Hello, Fellow Midwesterners. May we talk about the construct–“over to” for a few minutes? I use this all the time. “He works over to the Hall of Fame.” “She’s running over to the store.” “I was over to his house and he took off all his clothes.” And I learned it in the Midwest. We would go over to the bar in Keithsburg after work sometimes. Or over to the truckstop for dinner.
And, to me, it means something very distinct.
Let’s take the “I was over to his house last night and he took off all his clothes.” This is much different than “I was at his house last night and he took off all his clothes.” “I was at his house” implies that I was there in a somewhat formal manner and it is quite likely I was happy to see him taking off his clothing. “I was over to his house” implies that I was there in an informal manner and that, as such, I was likely surprised to discover he would take off his clothes in those circumstances.

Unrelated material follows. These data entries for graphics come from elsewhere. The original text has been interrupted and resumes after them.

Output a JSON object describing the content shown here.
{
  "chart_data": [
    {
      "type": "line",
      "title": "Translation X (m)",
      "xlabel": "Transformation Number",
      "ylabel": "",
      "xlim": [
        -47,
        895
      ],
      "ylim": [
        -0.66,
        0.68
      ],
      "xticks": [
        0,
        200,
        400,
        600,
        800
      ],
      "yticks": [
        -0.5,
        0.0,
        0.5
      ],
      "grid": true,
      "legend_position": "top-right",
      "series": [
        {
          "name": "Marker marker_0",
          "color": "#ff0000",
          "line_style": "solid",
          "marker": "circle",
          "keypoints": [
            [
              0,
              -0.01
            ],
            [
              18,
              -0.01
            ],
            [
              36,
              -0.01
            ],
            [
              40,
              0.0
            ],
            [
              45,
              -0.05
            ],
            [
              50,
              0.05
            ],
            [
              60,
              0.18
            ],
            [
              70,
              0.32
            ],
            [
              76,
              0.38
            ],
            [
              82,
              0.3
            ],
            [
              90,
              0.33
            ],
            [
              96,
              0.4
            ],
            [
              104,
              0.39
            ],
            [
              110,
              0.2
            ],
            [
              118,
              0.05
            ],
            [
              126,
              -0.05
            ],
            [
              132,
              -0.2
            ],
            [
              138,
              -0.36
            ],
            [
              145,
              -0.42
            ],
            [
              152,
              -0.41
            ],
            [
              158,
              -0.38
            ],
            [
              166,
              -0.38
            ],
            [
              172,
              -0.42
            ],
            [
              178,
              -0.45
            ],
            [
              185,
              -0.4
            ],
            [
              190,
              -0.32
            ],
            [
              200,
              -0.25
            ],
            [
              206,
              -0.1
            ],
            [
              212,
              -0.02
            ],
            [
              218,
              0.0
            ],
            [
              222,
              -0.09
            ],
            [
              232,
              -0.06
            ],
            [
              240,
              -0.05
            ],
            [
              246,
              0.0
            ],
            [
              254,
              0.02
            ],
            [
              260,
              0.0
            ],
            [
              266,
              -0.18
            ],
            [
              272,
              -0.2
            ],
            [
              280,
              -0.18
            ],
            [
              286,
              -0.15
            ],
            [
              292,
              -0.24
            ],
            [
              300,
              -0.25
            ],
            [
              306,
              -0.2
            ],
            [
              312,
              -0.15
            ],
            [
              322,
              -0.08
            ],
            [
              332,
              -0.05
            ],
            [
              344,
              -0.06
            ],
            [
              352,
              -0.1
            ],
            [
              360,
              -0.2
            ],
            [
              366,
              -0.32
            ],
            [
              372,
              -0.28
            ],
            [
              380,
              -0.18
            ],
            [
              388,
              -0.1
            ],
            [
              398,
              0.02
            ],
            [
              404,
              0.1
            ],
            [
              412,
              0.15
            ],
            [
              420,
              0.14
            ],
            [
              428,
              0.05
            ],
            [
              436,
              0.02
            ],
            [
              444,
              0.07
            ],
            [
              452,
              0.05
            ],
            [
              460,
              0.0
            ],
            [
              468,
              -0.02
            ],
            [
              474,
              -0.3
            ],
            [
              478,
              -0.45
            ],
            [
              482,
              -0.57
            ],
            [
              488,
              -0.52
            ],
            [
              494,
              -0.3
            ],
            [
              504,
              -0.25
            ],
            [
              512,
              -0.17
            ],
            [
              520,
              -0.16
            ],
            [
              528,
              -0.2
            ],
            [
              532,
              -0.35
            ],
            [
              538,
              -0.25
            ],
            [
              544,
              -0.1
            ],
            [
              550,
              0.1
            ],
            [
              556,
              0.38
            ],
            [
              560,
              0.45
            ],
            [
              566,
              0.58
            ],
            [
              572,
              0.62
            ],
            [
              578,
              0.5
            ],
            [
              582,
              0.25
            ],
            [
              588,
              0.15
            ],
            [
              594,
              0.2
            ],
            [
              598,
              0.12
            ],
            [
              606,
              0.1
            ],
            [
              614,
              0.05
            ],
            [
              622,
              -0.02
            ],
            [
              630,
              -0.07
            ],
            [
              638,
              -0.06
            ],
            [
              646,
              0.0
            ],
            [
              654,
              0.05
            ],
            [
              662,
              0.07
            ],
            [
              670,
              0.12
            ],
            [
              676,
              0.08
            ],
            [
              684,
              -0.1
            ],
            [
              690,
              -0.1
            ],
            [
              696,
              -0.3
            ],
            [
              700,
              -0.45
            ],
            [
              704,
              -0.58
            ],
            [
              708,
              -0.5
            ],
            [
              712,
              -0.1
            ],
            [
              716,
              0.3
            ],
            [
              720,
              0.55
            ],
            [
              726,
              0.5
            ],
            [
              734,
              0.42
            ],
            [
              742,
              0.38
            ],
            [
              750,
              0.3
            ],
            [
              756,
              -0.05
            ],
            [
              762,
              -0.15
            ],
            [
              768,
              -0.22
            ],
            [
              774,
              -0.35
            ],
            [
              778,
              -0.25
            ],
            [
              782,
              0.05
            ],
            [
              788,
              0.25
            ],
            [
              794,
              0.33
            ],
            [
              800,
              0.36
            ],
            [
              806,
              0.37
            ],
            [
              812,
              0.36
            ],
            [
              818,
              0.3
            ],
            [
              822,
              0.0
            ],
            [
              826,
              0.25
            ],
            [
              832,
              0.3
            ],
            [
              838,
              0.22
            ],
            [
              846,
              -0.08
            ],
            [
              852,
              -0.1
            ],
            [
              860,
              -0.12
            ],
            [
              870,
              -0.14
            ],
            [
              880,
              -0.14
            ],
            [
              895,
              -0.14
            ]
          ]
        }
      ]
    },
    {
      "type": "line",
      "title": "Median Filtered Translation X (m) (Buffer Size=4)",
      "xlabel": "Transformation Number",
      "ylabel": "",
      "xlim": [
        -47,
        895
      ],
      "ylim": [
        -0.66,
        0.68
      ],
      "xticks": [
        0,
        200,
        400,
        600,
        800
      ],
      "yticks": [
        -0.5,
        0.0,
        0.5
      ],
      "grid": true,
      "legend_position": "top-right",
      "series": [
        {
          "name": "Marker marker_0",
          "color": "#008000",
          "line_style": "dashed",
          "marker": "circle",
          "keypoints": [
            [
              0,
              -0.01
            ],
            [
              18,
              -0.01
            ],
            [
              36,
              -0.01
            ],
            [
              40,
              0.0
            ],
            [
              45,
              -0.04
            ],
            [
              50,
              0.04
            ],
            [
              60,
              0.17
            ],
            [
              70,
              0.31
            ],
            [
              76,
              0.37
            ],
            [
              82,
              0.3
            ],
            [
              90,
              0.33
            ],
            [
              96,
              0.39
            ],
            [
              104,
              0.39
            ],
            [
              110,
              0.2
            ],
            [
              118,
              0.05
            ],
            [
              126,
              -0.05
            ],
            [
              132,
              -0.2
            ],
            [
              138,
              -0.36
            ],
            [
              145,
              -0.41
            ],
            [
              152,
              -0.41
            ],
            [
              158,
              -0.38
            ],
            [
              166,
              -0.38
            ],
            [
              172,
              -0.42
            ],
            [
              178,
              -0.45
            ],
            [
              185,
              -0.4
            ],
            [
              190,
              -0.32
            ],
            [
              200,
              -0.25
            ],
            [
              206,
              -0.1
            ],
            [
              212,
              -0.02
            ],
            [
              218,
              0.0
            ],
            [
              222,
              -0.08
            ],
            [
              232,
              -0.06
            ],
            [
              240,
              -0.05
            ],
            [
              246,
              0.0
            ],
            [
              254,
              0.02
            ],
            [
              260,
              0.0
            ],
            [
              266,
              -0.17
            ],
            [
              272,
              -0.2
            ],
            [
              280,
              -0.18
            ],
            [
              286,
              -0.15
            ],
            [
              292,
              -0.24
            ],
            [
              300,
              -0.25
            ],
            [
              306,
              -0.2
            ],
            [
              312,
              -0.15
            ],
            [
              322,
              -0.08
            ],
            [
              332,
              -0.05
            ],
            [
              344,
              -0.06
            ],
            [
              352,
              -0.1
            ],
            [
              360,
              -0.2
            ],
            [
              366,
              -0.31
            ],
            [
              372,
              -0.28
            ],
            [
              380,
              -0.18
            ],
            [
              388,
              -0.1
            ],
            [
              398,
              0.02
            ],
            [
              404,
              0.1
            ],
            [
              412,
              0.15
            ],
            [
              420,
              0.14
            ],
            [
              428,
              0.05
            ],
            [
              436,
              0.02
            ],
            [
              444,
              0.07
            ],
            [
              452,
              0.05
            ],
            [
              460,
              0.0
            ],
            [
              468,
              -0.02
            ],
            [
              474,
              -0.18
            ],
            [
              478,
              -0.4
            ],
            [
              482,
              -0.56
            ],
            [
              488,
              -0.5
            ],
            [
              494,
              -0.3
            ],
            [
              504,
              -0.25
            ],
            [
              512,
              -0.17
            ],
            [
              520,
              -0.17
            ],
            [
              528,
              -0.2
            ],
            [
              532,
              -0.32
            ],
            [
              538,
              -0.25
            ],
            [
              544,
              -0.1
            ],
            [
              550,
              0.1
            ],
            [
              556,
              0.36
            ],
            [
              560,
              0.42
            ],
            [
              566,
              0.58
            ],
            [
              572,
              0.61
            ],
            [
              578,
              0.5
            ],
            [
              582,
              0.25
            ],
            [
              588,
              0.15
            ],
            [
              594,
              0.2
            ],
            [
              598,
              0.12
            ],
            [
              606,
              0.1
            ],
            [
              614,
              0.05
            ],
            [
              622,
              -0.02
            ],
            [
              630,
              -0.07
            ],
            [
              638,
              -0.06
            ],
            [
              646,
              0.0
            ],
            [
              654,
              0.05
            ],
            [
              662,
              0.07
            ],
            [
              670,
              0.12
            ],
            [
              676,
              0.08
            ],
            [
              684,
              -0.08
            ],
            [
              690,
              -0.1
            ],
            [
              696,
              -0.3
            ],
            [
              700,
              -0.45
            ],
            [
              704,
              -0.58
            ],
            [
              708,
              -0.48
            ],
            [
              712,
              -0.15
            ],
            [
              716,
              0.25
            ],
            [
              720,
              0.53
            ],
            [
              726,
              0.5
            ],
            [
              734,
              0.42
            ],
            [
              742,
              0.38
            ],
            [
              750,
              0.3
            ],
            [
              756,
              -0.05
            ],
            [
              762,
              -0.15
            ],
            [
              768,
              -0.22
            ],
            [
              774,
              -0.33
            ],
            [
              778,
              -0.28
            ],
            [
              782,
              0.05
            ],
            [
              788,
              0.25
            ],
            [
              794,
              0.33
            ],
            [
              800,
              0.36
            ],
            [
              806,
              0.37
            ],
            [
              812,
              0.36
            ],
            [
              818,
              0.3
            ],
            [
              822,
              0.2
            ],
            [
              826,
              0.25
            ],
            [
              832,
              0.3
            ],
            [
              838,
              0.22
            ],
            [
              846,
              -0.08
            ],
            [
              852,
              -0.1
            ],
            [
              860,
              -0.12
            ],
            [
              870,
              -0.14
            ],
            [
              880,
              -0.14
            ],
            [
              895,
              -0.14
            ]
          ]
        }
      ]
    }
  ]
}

But I think it means a little more than just a sense of informality. It also means, you might join the subject.
If you say, “I could use a six-pack,” and I say, “Well, the Butcher is at the store right now.” that means “tough shit. You missed your chance to get beer.” But if I say, “Well, the Butcher is over to the store right now,” I mean, “You could run over there or call him and catch him.” There’s a possibility of interaction.
Which is again why “I was over to his house” implies that his behavior is inappropriate. Anyone might show up.
And I have always assumed that this was widely understood, but now I’m wondering. Is this not a Midwestern thing? Is this just a quirk of rural Western Illinois?
Am I saying “over to” assuming everyone perfectly well understands the nuance but in reality, I just sound like I’m using two words when one would do?